Education is not a sort of thing, we think about when children go to school. Education is learning from experience. We continue to be educated throughout life. Every day bring its own kind of education, and we can learn from it. If we keep our eyes and ears open, and think of every day as an adventure, then each day will give us a lesson.

I have many kinds of happiness. I'm completely happy when I'm alone in nature. I love to be alone in nature. It makes me happy. I'm really happy sitting with friends in the evening, particularly around a campfire, telling stories, drinking a bit of red wine. I'm totally happy when I'm walking with a dog. Dogs make me really, really happy. You can be yourself, with a dog. A dog is always him- or herself with me. When I was a child, my great teacher was a dog. A dog who taught me we're just part of the animal kingdom. We're not the only beings with personalities, and mind capable of reasoning. Certainly not the only beings with emotions like happiness, sadness, fear, despair. Nor are we the only beings capable of giving and receiving love.

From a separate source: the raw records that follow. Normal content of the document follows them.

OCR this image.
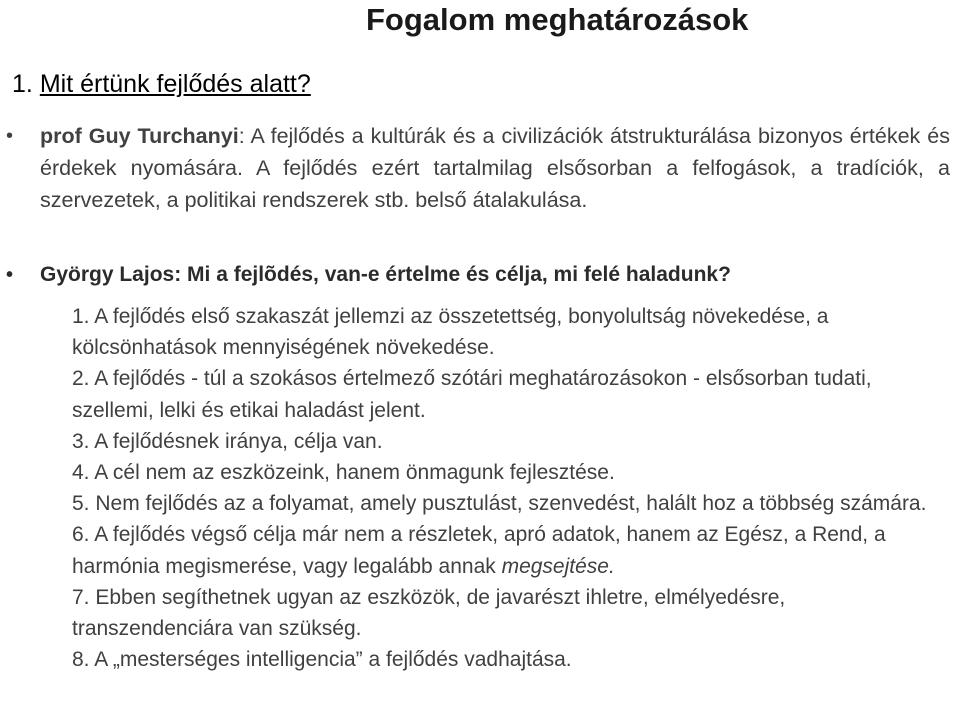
Fogalom meghatározások
1. Mit értünk fejlődés alatt?
• prof Guy Turchanyi: A fejlődés a kultúrák és a civilizációk átstrukturálása bizonyos értékek és érdekek nyomására. A fejlődés ezért tartalmilag elsősorban a felfogások, a tradíciók, a szervezetek, a politikai rendszerek stb. belső átalakulása.
• György Lajos: Mi a fejlõdés, van-e értelme és célja, mi felé haladunk?

1. A fejlődés első szakaszát jellemzi az összetettség, bonyolultság növekedése, a kölcsönhatások mennyiségének növekedése.

2. A fejlődés - túl a szokásos értelmező szótári meghatározásokon - elsősorban tudati, szellemi, lelki és etikai haladást jelent.

3. A fejlődésnek iránya, célja van.

4. A cél nem az eszközeink, hanem önmagunk fejlesztése.

5. Nem fejlődés az a folyamat, amely pusztulást, szenvedést, halált hoz a többség számára.

6. A fejlődés végső célja már nem a részletek, apró adatok, hanem az Egész, a Rend, a harmónia megismerése, vagy legalább annak megsejtése.

7. Ebben segíthetnek ugyan az eszközök, de javarészt ihletre, elmélyedésre, transzendenciára van szükség.

8. A „mesterséges intelligencia” a fejlődés vadhajtása.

The biggest problem that we have as environmental activist is to fight the power of money. There's absolutely no question. People in government truly agree, when I talk with them, that this mine should not go ahead, that dam should not be build... Monsanto should not be allowed to test its seeds here. But when it's time... It's corruption, really. The might of money, the corporations that hold governments in their hands, because of lobbying power... It's really frightening. If I were allowed to change a few things, if I had this magis power, I would like, without causing any pain or suffering, to reduce the number of people on the planet. There's too many of us. Our planet has finite resources, and we're using them up. That will mean so much suffering in the future. I would also like to alleviate poverty.

When you're poor, never mind the individual suffering, you destroy the environment to survive. You have to cut down the trees to grow a bit of food for your family, or to make charcoal. Or you have to buy the cheapest food, even it did cause horrendous suffering to animals or slave child labor somewhere else. So alleviate poverty. And maybe the hardest of all, but what I really would love to change, is the unsustainable lifestyle of everybody else. We're just greedy! I always think of Gandhi's saying, "This planet can provide for human need, but not for human greed." That's so right!